Saying C = B . inv(A) is the same as saying you want to solve AC = B for C. You can accomplish this by splitting up each B and C into two columns. Solving A C1 = B1 and A C2 = B2 will produce C.

redxaxder
  • 600
  • 2
  • 8
  • Seems to have done the trick, thank you! The system does seem quite a bit more stable, although I'll note that I was worried since I found that the solution still contains a division by a subtraction as in the formula for the inverse, which can be bad as mentioned by Raymond H. However, it seems to not cause the same divergence, so I suppose it is less prone to introducing errors.

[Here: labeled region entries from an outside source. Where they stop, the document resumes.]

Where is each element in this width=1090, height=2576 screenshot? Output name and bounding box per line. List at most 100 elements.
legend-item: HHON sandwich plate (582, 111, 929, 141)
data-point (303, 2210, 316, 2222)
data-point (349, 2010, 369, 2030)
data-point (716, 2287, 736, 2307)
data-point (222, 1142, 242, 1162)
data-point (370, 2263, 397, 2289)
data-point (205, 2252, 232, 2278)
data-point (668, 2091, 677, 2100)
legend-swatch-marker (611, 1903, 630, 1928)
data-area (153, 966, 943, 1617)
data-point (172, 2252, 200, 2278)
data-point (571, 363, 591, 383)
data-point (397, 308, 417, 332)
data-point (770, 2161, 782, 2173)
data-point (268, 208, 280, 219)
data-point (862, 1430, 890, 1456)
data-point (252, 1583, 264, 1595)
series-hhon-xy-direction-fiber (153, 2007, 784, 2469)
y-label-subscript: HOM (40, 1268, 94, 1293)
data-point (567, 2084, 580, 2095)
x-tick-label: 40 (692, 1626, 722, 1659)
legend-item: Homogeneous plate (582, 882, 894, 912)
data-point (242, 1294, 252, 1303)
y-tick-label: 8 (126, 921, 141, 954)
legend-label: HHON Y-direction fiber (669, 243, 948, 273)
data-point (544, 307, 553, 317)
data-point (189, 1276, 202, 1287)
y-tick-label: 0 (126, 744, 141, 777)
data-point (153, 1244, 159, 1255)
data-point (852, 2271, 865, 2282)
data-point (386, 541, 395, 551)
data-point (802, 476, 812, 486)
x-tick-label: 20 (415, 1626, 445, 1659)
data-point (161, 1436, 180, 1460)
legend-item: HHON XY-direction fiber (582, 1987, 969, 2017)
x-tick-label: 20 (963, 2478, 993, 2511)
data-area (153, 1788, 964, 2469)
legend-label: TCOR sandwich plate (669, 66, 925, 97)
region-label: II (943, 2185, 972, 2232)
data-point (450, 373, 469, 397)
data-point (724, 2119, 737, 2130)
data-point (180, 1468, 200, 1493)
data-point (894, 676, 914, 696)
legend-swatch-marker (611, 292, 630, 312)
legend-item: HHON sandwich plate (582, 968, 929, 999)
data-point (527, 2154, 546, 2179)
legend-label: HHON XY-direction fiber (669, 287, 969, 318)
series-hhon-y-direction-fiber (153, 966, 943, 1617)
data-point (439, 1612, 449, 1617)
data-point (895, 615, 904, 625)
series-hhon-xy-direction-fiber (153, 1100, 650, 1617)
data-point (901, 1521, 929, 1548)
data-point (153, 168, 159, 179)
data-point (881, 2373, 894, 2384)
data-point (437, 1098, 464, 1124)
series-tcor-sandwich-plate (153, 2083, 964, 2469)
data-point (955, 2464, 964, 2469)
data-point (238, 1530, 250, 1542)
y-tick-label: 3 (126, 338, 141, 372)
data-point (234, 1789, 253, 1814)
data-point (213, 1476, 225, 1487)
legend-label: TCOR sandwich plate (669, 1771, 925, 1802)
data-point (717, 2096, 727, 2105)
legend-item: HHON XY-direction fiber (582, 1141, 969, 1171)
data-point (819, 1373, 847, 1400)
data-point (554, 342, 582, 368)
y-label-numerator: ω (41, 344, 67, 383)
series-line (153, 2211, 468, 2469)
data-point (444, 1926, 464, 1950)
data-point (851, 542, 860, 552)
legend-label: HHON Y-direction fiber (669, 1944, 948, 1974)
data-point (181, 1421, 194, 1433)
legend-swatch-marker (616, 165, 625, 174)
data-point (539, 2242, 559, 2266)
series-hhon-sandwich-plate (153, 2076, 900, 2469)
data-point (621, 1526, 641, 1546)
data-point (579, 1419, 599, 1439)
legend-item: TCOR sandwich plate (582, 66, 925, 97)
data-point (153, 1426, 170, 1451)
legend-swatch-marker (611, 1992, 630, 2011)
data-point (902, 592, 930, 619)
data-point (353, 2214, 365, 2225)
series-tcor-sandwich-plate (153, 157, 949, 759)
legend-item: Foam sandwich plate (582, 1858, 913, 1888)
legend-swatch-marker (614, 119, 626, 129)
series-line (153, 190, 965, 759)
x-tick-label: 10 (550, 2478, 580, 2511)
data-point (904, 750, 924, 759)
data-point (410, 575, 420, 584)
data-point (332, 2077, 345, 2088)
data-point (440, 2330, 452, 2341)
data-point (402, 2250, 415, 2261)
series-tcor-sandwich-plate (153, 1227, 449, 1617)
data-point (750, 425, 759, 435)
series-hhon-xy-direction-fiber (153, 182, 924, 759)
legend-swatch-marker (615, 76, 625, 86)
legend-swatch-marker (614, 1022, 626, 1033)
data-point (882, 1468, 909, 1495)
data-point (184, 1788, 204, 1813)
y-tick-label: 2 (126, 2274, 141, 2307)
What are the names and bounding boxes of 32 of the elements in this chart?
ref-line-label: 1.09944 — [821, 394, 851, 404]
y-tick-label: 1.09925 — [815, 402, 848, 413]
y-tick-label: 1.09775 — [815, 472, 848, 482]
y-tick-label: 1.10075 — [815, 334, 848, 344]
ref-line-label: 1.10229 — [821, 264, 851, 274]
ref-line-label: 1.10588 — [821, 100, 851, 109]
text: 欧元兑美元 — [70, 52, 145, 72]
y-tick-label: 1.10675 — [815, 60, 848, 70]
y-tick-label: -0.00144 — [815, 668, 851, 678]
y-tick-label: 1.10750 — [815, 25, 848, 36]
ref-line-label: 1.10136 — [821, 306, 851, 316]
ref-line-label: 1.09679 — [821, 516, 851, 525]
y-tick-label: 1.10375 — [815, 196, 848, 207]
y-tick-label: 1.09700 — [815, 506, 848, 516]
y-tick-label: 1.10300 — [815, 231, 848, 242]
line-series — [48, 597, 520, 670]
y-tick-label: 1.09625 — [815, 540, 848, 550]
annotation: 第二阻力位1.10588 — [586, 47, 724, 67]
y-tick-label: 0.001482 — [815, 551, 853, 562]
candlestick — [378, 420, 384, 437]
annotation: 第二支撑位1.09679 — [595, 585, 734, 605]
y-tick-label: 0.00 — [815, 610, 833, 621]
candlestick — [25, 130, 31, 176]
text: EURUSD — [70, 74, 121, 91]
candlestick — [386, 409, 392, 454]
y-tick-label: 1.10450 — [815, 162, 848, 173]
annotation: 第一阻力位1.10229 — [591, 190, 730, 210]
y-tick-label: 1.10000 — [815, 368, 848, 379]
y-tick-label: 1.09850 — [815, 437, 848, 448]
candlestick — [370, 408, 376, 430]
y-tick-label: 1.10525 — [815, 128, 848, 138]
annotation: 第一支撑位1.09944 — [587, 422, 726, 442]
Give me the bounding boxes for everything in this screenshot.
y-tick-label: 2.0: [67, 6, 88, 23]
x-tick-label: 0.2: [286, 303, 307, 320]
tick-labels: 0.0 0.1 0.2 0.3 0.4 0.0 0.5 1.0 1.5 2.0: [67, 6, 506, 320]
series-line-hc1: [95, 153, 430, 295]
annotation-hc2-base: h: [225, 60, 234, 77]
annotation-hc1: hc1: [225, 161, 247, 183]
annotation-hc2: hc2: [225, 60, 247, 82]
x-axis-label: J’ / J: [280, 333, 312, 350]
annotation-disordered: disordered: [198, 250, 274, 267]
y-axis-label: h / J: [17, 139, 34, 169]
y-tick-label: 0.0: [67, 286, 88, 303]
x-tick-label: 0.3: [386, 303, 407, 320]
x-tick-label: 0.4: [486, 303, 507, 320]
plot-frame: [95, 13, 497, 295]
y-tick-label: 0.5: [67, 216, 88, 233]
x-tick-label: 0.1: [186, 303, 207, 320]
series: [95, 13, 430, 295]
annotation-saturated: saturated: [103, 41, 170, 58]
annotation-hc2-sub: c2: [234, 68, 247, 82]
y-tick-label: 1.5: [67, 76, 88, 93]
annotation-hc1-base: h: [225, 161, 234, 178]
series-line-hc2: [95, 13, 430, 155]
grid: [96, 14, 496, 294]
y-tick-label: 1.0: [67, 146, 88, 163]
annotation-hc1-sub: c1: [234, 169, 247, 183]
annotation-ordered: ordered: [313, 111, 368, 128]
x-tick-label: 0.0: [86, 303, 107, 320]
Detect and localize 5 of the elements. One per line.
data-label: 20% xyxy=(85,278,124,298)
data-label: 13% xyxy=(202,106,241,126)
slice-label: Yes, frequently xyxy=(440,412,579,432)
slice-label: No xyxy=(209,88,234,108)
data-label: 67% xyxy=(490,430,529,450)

This makes some sense, since I am not needing to multiply by a very tiny reciprocal, but instead go directly to the final solution `C`. – Steve Jan 01 '12 at 01:02
  • I'll just post the solution here for posterity: `c00 = -(a11*b00-a10*b01) / (a01*a10-a00*a11); c01 = (a01*b00-a00*b01) / (a01*a10-a00*a11); c10 = (a10*b11-a11*b10) / (a01*a10-a00*a11); c11 = -(a00*b11-a01*b10) / (a01*a10-a00*a11); c20 = (a10*b21-a11*b20) / (a01*a10-a00*a11); c21 = -(a00*b21-a01*b20) / (a01*a10-a00*a11);` – Steve Jan 01 '12 at 01:03
  • Yikes, is there a better way to post the solution? Comments don't allow code blocks? Perhaps I should add it to redxaxder's answer? – Steve Jan 01 '12 at 01:06
1

I agree with Jean-Vicotr that you should probably use the Jacobbian methode. Here's my example:

#Helper functions:
def check_zeros(A,I,row, col=0):
"""
returns recursively the next non zero matrix row A[i]
"""
if A[row, col] != 0:
    return row
else:
    if row+1 == len(A):
        return "The Determinant is Zero"
    return check_zeros(A,I,row+1, col)

def swap_rows(M,I,row,index):
"""
swaps two rows in a matrix
"""
swap = M[row].copy()
M[row], M[index] = M[index], swap
swap = I[row].copy()
I[row], I[index] = I[index], swap

# Your Matrix M
M = np.array([[0,1,5,2],[0,4,9,23],[5,4,3,5],[2,3,1,5]], dtype=float)
I = np.identity(len(M))

M_copy = M.copy()
rows = len(M)

for i in range(rows):
index =check_zeros(M,I,i,i)
while index>i:
    swap_rows(M, I, i, index)
    print "swaped"
    index =check_zeros(M,I,i,i) 

I[i]=I[i]/M[i,i]
M[i]=M[i]/M[i,i]   

for j in range(rows):
    if j !=i:
        I[j] = I[j] - I[i]*M[j,i]
        M[j] = M[j] - M[i]*M[j,i]
print M
print I  #The Inverse Matrix
moldovean
  • 3,132
  • 33
  • 36
1

Use the Jacobi method, which is an iterative method that involves "inverting" only the main diagonal of A, which is very straightforward and less prone to numerical instability than inverting the whole matrix.